Micha Berger micha at aishdas.org
Mon May 12 08:48:49 PDT 2008


On Sun, May 11, 2008 at 11:58:39AM -0400, Cantor Wolberg wrote:
: Reb Micha wrote the following:
: Truth is, universal love with no differentiation is the same as
: non-love. Picture this marriage proposal:
: Tom: Cindy, will you marry me?
: Cindy: But Tom, do you love me?
: Tom: Of course, I love everyone!
: 
: Here's the weakness of the argument (as I see it).
: The Torah talks about love FOLLOWING marriage.  So when Tom says he  
: loves everyone, that's ONE kind of love. But the love that follows  
: marriage is the special kind as alluded to in the Torah.

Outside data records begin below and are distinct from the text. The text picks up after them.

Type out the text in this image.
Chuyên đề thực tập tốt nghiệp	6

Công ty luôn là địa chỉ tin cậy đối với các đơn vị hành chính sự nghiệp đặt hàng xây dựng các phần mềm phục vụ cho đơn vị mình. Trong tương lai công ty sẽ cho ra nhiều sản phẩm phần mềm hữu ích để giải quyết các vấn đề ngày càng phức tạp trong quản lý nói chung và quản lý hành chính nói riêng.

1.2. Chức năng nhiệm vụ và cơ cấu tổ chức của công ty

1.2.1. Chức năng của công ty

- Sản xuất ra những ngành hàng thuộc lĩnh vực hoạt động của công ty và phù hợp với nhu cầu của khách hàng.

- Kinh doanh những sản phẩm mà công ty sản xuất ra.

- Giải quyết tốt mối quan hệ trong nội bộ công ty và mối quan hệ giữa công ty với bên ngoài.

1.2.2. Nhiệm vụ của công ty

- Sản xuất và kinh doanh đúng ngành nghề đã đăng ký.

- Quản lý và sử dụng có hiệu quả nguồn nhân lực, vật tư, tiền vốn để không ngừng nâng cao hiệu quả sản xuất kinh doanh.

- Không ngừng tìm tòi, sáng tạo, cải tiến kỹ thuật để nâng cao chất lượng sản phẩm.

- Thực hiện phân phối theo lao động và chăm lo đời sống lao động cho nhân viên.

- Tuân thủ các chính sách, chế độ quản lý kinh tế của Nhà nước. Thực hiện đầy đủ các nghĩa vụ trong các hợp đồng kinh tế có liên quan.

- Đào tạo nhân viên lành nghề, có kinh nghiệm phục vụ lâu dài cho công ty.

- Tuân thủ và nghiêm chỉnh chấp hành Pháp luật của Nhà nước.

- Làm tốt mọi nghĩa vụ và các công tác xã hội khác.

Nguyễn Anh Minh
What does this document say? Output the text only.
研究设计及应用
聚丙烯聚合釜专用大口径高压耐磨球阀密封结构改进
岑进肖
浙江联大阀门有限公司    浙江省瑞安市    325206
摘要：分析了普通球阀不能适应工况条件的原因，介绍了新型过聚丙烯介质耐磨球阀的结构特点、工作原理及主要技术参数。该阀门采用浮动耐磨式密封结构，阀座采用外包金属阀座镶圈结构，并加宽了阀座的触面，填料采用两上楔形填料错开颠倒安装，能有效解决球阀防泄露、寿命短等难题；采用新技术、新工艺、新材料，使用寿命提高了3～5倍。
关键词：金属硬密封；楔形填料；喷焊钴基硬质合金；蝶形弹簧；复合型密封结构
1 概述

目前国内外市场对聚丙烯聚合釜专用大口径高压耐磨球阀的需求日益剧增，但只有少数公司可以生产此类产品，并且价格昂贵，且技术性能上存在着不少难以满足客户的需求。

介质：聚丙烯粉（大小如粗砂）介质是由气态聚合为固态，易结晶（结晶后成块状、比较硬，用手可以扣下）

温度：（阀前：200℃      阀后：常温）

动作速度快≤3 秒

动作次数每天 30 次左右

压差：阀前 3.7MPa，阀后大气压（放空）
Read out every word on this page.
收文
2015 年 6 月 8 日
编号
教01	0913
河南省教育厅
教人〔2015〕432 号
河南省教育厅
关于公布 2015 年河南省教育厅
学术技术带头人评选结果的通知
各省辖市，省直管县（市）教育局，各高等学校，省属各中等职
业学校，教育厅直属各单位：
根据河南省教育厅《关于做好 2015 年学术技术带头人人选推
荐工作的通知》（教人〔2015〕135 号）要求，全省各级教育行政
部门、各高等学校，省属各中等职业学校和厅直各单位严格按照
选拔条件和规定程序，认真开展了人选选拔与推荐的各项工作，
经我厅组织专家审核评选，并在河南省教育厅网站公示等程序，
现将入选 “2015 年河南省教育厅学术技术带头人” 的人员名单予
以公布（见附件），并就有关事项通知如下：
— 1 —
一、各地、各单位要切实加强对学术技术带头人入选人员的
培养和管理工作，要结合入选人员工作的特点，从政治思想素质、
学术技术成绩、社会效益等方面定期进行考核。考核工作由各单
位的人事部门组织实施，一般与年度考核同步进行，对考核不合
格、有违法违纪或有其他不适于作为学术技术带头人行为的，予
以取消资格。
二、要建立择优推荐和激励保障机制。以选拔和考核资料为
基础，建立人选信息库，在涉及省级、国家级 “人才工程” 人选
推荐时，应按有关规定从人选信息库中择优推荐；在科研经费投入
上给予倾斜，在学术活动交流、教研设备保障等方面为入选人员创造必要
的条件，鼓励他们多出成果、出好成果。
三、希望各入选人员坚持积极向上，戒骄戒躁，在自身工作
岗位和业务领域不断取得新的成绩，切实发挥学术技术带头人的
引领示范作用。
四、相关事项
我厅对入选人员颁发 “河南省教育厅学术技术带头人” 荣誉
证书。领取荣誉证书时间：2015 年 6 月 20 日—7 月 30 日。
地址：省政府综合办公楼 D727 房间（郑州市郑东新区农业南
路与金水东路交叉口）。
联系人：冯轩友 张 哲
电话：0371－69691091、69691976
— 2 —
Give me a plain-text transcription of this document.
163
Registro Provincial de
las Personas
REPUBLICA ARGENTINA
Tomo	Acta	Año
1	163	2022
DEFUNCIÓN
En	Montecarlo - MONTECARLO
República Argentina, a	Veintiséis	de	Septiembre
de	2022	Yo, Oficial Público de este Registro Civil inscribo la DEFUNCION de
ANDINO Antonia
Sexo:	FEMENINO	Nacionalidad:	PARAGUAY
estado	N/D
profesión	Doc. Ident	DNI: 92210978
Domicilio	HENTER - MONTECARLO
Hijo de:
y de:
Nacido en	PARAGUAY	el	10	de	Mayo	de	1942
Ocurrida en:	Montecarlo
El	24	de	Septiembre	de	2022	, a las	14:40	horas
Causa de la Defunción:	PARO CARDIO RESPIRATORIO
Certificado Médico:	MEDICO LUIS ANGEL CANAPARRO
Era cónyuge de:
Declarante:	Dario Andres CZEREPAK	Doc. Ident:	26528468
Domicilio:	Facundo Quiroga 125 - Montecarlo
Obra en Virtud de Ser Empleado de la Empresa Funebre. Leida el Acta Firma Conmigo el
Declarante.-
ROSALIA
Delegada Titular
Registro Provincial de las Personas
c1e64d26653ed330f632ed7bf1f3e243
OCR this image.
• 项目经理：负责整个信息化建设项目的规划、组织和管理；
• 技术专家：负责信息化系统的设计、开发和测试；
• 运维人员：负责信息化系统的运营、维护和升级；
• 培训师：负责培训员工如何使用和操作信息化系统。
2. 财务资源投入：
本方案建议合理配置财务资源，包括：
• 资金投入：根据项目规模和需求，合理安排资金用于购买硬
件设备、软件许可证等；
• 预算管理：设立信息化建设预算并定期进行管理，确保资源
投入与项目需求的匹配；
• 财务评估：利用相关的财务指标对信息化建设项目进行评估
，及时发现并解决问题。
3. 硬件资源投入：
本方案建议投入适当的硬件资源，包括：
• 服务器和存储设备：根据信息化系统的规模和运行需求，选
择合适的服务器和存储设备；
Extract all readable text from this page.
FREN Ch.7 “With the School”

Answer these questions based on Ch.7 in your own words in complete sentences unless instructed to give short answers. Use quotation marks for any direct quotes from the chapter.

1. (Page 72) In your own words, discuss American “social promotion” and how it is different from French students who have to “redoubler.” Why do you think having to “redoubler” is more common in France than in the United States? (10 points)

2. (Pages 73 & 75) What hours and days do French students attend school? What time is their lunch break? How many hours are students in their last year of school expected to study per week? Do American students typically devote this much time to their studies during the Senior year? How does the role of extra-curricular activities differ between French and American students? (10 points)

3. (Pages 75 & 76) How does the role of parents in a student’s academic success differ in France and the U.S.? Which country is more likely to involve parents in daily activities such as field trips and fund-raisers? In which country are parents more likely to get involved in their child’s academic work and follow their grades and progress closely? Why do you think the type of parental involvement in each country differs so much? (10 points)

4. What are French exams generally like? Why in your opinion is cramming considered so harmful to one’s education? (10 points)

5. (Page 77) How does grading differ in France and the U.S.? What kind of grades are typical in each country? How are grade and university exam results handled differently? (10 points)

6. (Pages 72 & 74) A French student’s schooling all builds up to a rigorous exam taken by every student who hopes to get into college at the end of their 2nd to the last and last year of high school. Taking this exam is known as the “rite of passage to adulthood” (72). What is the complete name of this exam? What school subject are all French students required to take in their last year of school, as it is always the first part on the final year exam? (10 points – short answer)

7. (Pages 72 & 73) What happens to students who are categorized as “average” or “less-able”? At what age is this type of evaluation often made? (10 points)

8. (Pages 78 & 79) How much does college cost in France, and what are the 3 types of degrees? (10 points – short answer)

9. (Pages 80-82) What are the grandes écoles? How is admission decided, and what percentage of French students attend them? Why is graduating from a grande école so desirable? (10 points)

That's not a flaw in my argument, it's a gap between ahavas rei'im and
ahavah for the entire world - love and agape. That doesn't change the
fact that one should love one's own more than others. Otherwise, it
isn't really love.

If anyone would have followed up on my request that they check out RSS,
they would have seen/remembered that he doesn't make them different
in kind.

Rather, all love is "kamokha". The trick of being a baal chessed is not
submerging that self-love, but realizing that one is part of a greater
whole. One loves one's family as an extension of oneself. One's extended
family more than strangers. One's /am/ more than other amim, etc... Thus,
love is properly supposed to include everyone, but in ever diminushing
amounts as one gets further from oneself.

This balances universalism and particularism quite beautifully. Im ein
ani li, mi li? Ukeshe'ani le'atzmi -- in a constricted sense of "I" --
mah ani?

Tir'u baTov!
-Micha

-- 
Micha Berger             Today is the 22nd day, which is
micha at aishdas.org        3 weeks and 1 day in/toward the omer.